AN MP has taken a stand against what she calls “fleecehold” estate fees on new build housing developments.

Labour MP for Bishop Auckland, Helen Goodman, presented a private members bill in Parliament on Wednesday in an effort to tackle unfair maintenance fees on new build developments.

She called to “end the money for nothing culture of property companies” with the bill which looks to regulate the spiralling fees charged to homeowners and ensure communal green spaces are properly looked after.

So-called “fleecehold” estate fees – which Ms Goodman described as a “private new-build tax” – primarily affect freeholders on private housing developments.

Communal spaces on an estate, such as grass verges, play areas, trees and shrubs, are retained by developers instead of handed over to the local authority.

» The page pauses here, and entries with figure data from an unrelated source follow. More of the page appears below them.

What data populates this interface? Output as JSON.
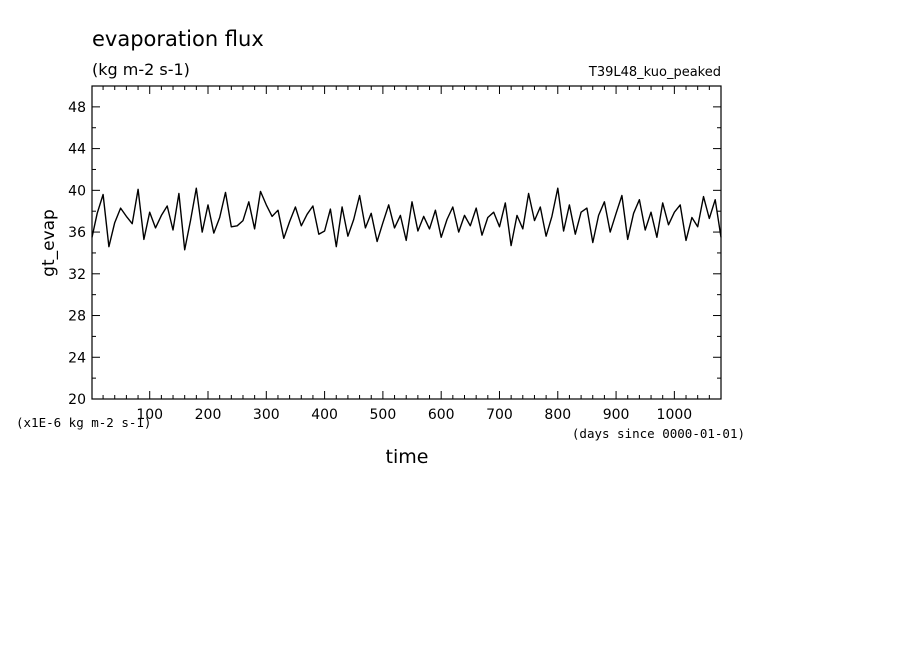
{
  "chart_data": {
    "type": "line",
    "title": "evaporation flux",
    "subtitle": "(kg m-2 s-1)",
    "run_label": "T39L48_kuo_peaked",
    "xlabel": "time",
    "ylabel": "gt_evap",
    "y_unit_note": "(x1E-6 kg m-2 s-1)",
    "x_unit_note": "(days since 0000-01-01)",
    "xlim": [
      1,
      1080
    ],
    "ylim": [
      20,
      50
    ],
    "x_ticks": [
      100,
      200,
      300,
      400,
      500,
      600,
      700,
      800,
      900,
      1000
    ],
    "y_ticks": [
      20,
      24,
      28,
      32,
      36,
      40,
      44,
      48
    ],
    "grid": false,
    "legend": "none",
    "line_color": "#000000",
    "series": [
      {
        "x": [
          1,
          10,
          20,
          30,
          40,
          50,
          60,
          70,
          80,
          90,
          100,
          110,
          120,
          130,
          140,
          150,
          160,
          170,
          180,
          190,
          200,
          210,
          220,
          230,
          240,
          250,
          260,
          270,
          280,
          290,
          300,
          310,
          320,
          330,
          340,
          350,
          360,
          370,
          380,
          390,
          400,
          410,
          420,
          430,
          440,
          450,
          460,
          470,
          480,
          490,
          500,
          510,
          520,
          530,
          540,
          550,
          560,
          570,
          580,
          590,
          600,
          610,
          620,
          630,
          640,
          650,
          660,
          670,
          680,
          690,
          700,
          710,
          720,
          730,
          740,
          750,
          760,
          770,
          780,
          790,
          800,
          810,
          820,
          830,
          840,
          850,
          860,
          870,
          880,
          890,
          900,
          910,
          920,
          930,
          940,
          950,
          960,
          970,
          980,
          990,
          1000,
          1010,
          1020,
          1030,
          1040,
          1050,
          1060,
          1070,
          1080
        ],
        "y": [
          35.5,
          37.8,
          39.6,
          34.6,
          36.9,
          38.3,
          37.5,
          36.8,
          40.1,
          35.3,
          37.9,
          36.4,
          37.6,
          38.5,
          36.2,
          39.7,
          34.3,
          37.1,
          40.2,
          36.0,
          38.6,
          35.9,
          37.4,
          39.8,
          36.5,
          36.6,
          37.1,
          38.9,
          36.3,
          39.9,
          38.6,
          37.5,
          38.1,
          35.4,
          37.0,
          38.4,
          36.6,
          37.7,
          38.5,
          35.8,
          36.1,
          38.2,
          34.6,
          38.4,
          35.6,
          37.2,
          39.5,
          36.4,
          37.8,
          35.1,
          36.9,
          38.6,
          36.4,
          37.6,
          35.2,
          38.9,
          36.1,
          37.5,
          36.3,
          38.1,
          35.5,
          37.2,
          38.4,
          36.0,
          37.6,
          36.6,
          38.3,
          35.7,
          37.4,
          37.9,
          36.5,
          38.8,
          34.7,
          37.6,
          36.3,
          39.7,
          37.1,
          38.4,
          35.6,
          37.5,
          40.2,
          36.1,
          38.6,
          35.8,
          37.9,
          38.3,
          35.0,
          37.6,
          38.9,
          36.0,
          37.8,
          39.5,
          35.3,
          37.8,
          39.1,
          36.2,
          37.9,
          35.5,
          38.8,
          36.7,
          37.9,
          38.6,
          35.2,
          37.4,
          36.5,
          39.4,
          37.3,
          39.1,
          35.5
        ]
      }
    ]
  }
}
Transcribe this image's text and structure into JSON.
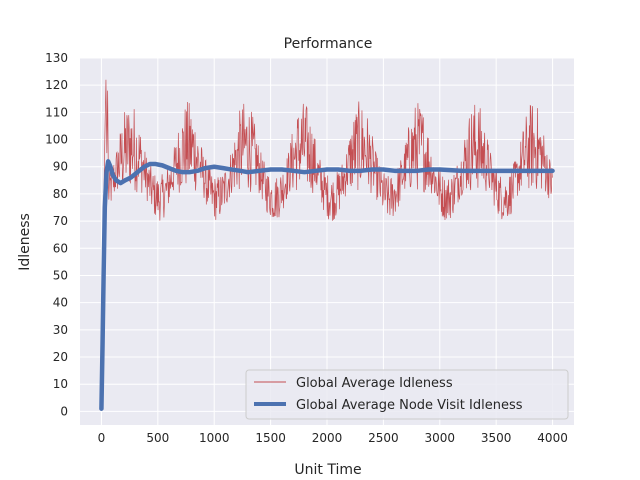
{
  "chart_data": {
    "type": "line",
    "title": "Performance",
    "xlabel": "Unit Time",
    "ylabel": "Idleness",
    "xlim": [
      -190,
      4190
    ],
    "ylim": [
      -5,
      130
    ],
    "xticks": [
      0,
      500,
      1000,
      1500,
      2000,
      2500,
      3000,
      3500,
      4000
    ],
    "xtick_labels": [
      "0",
      "500",
      "1000",
      "1500",
      "2000",
      "2500",
      "3000",
      "3500",
      "4000"
    ],
    "yticks": [
      0,
      10,
      20,
      30,
      40,
      50,
      60,
      70,
      80,
      90,
      100,
      110,
      120,
      130
    ],
    "ytick_labels": [
      "0",
      "10",
      "20",
      "30",
      "40",
      "50",
      "60",
      "70",
      "80",
      "90",
      "100",
      "110",
      "120",
      "130"
    ],
    "grid": true,
    "legend_position": "bottom-right",
    "series": [
      {
        "name": "Global Average Idleness",
        "color": "#c44e52",
        "linewidth": "thin",
        "generated": true,
        "x_range": [
          0,
          4000
        ],
        "baseline": 88,
        "oscillation_period": 510,
        "oscillation_amplitude": 12,
        "noise_amplitude": 14,
        "range_observed": [
          65,
          122
        ]
      },
      {
        "name": "Global Average Node Visit Idleness",
        "color": "#4c72b0",
        "linewidth": "thick",
        "x": [
          0,
          10,
          20,
          30,
          45,
          60,
          80,
          100,
          130,
          170,
          210,
          260,
          320,
          380,
          430,
          480,
          540,
          600,
          660,
          720,
          780,
          850,
          920,
          1000,
          1080,
          1150,
          1230,
          1300,
          1400,
          1500,
          1600,
          1700,
          1800,
          1900,
          2000,
          2100,
          2200,
          2300,
          2400,
          2500,
          2600,
          2700,
          2800,
          2900,
          3000,
          3200,
          3400,
          3600,
          3800,
          4000
        ],
        "y": [
          1,
          25,
          52,
          75,
          88,
          92,
          90,
          87,
          85,
          84,
          85,
          86,
          88,
          90,
          91,
          91,
          90.5,
          89.5,
          88.5,
          88,
          88,
          88.5,
          89.5,
          90,
          89.5,
          89,
          88.5,
          88,
          88.5,
          89,
          89,
          88.5,
          88,
          88.5,
          89,
          89,
          88.5,
          88.5,
          89,
          89,
          88.5,
          88.5,
          88.5,
          89,
          89,
          88.5,
          88.5,
          88.5,
          88.5,
          88.5
        ]
      }
    ]
  }
}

Property companies then charge residents inflated fees for upkeep, or sell on the land to a property management company who collect these fees.

In her speech, Ms Goodman named Durham Gate, Burton Woods, Middridge Vale and Castle Vale amongst the estates affected by uncapped management charges.

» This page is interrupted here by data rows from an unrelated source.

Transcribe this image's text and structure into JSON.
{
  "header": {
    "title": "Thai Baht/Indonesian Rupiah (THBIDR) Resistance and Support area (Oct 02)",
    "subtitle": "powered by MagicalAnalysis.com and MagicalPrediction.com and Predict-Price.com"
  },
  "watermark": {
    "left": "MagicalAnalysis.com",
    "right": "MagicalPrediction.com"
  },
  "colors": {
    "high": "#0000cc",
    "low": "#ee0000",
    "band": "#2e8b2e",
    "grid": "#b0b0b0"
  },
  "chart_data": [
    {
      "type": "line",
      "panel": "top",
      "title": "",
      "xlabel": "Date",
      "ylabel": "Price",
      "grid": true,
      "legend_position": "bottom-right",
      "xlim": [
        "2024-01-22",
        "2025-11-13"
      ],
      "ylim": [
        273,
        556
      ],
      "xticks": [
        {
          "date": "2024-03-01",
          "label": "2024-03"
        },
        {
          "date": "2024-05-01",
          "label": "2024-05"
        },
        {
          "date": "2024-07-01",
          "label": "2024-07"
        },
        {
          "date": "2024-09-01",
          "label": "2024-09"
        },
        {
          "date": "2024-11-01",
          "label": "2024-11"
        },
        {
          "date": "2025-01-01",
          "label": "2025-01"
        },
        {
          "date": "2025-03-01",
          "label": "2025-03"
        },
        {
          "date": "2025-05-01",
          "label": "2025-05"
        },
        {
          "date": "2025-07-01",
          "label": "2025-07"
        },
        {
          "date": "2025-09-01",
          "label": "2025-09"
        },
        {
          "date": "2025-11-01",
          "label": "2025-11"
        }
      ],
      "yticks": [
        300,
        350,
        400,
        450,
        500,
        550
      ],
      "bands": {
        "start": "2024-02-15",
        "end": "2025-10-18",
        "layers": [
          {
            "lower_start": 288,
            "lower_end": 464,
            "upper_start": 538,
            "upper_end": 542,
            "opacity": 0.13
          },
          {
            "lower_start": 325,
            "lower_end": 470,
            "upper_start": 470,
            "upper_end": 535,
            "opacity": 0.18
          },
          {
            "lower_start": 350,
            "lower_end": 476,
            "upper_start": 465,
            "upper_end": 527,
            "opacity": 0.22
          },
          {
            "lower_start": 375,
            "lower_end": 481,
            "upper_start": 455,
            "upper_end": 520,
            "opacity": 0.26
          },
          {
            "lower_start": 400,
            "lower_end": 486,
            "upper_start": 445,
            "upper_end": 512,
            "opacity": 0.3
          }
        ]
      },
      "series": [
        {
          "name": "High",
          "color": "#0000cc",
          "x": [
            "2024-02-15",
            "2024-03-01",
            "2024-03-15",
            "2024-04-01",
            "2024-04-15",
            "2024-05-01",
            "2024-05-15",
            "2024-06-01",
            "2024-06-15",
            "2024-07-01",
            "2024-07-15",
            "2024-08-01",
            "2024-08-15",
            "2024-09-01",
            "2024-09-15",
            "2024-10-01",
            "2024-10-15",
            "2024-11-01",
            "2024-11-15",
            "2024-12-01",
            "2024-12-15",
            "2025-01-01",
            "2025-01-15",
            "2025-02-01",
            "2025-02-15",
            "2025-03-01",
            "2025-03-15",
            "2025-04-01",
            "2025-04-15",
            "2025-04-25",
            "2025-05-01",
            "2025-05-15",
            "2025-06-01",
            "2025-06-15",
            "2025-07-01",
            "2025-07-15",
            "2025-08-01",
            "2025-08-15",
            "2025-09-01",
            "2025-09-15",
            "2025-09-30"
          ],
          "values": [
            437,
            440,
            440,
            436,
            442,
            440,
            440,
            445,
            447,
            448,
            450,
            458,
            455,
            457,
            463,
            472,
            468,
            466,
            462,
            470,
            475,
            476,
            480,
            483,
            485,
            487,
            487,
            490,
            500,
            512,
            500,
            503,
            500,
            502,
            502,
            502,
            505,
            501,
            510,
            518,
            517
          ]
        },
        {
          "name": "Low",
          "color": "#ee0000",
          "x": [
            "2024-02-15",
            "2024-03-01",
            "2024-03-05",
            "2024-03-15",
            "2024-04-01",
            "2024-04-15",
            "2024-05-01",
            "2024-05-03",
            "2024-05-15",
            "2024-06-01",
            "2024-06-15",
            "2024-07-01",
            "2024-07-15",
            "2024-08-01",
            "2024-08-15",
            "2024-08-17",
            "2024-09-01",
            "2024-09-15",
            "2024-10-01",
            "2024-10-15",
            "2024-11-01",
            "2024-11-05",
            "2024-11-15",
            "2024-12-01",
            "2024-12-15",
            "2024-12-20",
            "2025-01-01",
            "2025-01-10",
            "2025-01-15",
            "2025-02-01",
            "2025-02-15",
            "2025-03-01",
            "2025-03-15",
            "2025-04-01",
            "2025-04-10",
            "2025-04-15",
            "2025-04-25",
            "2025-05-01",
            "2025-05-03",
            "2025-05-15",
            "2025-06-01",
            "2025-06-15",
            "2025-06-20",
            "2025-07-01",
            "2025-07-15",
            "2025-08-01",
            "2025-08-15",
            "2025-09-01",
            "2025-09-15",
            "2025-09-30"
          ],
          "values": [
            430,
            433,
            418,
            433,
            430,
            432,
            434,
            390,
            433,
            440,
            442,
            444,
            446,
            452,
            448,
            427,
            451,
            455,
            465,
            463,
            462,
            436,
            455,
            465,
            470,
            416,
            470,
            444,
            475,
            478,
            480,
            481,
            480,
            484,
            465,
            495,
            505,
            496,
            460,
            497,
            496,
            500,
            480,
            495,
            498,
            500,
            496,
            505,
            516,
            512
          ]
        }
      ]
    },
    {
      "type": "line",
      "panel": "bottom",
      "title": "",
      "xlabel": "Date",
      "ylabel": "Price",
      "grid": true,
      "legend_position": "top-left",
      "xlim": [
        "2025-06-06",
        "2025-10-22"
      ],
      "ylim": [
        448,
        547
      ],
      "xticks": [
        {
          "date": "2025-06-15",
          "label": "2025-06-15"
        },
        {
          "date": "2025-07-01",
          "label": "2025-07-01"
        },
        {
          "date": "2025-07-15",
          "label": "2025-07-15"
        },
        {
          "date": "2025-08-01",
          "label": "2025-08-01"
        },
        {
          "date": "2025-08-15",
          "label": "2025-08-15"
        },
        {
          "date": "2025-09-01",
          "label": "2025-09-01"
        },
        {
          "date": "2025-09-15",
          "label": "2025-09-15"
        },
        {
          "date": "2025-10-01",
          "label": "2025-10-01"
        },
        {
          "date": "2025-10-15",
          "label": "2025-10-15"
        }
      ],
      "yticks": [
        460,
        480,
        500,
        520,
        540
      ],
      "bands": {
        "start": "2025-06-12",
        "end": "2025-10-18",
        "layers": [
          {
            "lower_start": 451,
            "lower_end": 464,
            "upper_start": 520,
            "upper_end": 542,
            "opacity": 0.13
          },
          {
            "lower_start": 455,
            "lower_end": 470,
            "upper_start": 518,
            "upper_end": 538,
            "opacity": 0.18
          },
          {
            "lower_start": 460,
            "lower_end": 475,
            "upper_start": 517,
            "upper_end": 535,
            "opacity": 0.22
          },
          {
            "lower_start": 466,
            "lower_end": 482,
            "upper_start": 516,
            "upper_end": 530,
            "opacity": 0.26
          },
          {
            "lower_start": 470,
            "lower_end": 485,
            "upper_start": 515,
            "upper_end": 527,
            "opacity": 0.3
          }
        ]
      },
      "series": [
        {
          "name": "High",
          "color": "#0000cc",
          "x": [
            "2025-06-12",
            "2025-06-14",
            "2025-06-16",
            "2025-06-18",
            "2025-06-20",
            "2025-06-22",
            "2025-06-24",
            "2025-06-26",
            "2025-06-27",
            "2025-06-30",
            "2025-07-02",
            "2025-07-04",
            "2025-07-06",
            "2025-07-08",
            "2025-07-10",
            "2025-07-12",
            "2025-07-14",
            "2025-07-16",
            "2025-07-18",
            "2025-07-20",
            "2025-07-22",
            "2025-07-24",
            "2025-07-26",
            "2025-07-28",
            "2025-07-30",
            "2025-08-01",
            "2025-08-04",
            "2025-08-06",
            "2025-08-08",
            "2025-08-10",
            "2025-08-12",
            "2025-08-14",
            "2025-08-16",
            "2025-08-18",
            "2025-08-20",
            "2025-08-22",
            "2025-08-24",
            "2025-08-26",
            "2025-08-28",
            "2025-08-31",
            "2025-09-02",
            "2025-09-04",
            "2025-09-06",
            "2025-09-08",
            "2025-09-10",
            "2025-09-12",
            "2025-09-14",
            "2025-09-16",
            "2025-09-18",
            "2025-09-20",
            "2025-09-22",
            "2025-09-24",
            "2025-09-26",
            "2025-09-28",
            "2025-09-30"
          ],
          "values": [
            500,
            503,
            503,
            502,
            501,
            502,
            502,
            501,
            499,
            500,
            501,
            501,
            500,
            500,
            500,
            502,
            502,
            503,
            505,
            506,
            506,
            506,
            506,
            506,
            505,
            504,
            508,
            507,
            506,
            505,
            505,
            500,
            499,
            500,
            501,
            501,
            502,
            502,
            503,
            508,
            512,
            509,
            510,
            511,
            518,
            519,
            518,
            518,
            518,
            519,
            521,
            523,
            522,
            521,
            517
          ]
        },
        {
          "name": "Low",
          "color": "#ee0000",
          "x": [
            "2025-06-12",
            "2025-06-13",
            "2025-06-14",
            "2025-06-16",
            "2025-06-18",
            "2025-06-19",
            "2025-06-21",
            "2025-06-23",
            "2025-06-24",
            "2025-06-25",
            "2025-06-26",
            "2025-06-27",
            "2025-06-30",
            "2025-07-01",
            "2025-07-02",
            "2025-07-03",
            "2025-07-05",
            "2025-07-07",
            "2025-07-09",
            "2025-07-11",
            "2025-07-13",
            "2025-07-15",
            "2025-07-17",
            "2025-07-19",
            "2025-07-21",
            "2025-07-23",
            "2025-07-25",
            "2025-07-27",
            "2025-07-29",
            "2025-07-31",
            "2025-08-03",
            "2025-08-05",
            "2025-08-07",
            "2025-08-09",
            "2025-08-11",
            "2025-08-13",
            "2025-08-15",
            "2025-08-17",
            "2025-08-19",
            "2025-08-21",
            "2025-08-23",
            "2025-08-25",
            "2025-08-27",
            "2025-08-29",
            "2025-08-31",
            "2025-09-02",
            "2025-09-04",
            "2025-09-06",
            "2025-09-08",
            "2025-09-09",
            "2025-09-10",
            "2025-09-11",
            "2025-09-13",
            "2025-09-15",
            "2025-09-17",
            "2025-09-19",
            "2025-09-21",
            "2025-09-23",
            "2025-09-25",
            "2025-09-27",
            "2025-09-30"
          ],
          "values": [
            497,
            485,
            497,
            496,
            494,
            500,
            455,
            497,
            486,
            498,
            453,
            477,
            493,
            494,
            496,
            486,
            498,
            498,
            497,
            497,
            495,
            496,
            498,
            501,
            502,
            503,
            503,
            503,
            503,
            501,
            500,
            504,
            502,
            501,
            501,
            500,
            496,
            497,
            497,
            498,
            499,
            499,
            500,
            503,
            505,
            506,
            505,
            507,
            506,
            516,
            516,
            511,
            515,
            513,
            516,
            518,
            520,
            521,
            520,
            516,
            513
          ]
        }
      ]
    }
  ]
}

She spoke of residents on one estate being billed an annual total of £27,000 for a grass cutting service.

Ms Goodman said that although estate fees are often included as covenants to be observed in the transfer deeds on many freehold properties, many homeowners do not know they exist until a bill arrives.

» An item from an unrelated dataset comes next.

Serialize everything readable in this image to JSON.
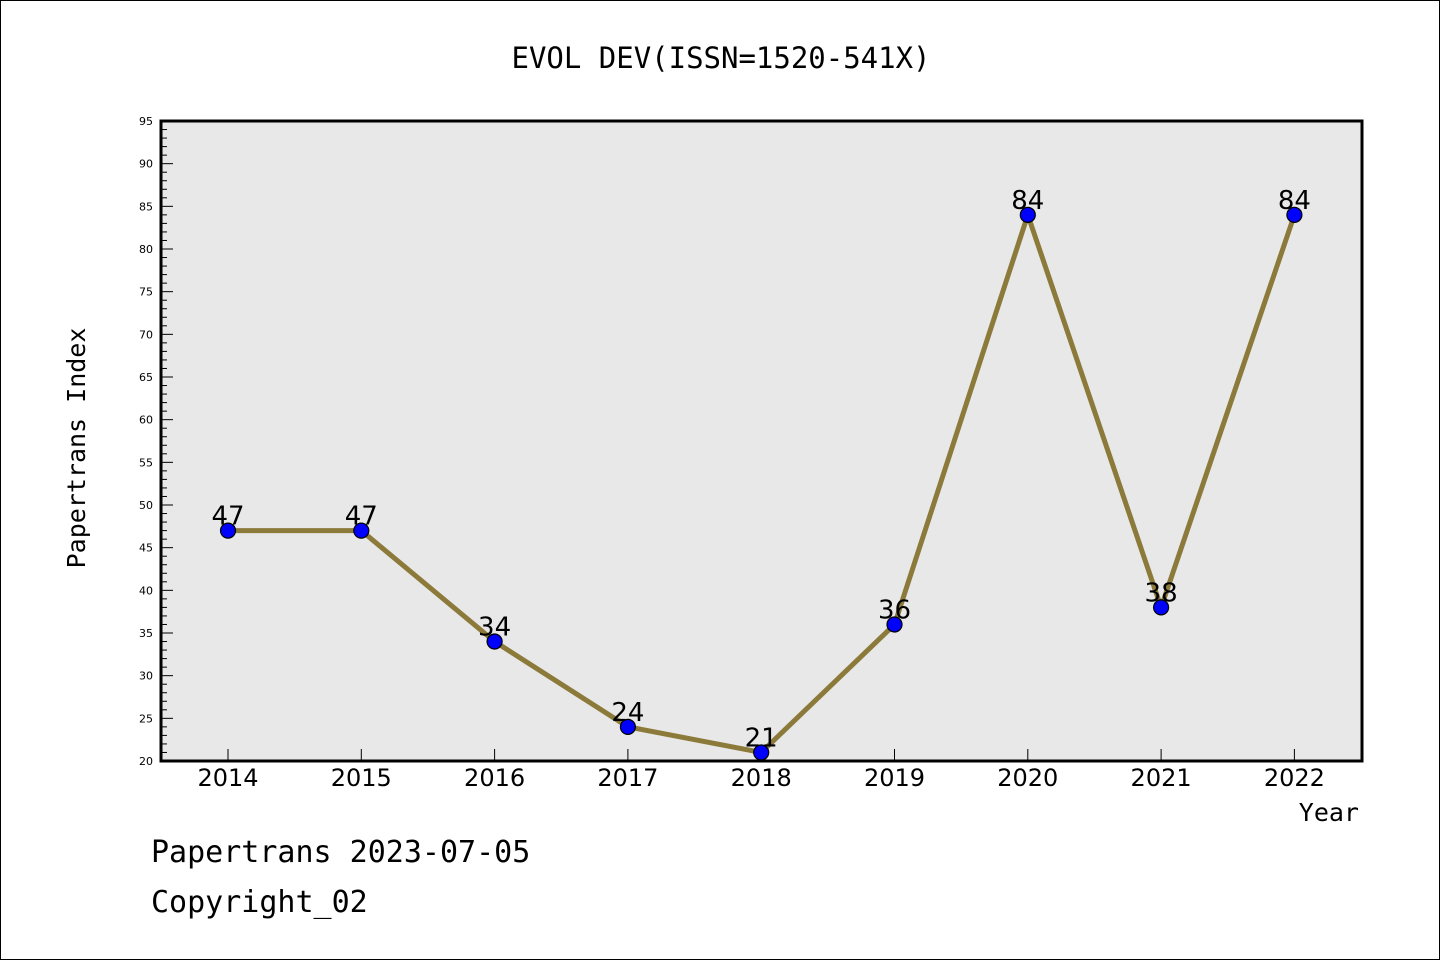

She also told MPs that fees are currently unregulated, and management companies have no obligation to account for the charges incurred or to ensure repairs take place. Unlike leasehold homeowners, freeholders do not have access to a dedicated ombudsman service to help resolve disputes between residents and their management companies.

She went on to say that “individual citizens cannot challenge multibillion-pound corporations. This is because the underlying problem is the legal structure and my bill seeks to change this”.

She said: “To prevent more people from being caught in this trap in the future, developers should be required to make up to the public spaces to adoptable standard on a reasonable time scale. But obviously for existing homeowners a different approach is needed.

“This bill will cap and regulate estate maintenance fees to give people the security of knowing prices cannot increase indefinitely.”

She added: “And finally, it will make provision for the transfer to genuine self-management to end the stranglehold of managing agents.”

The Freehold Properties (Management Charges and Shared Facilities) Bill will now go forward to a Second Reading, which is scheduled on January 25, 2019.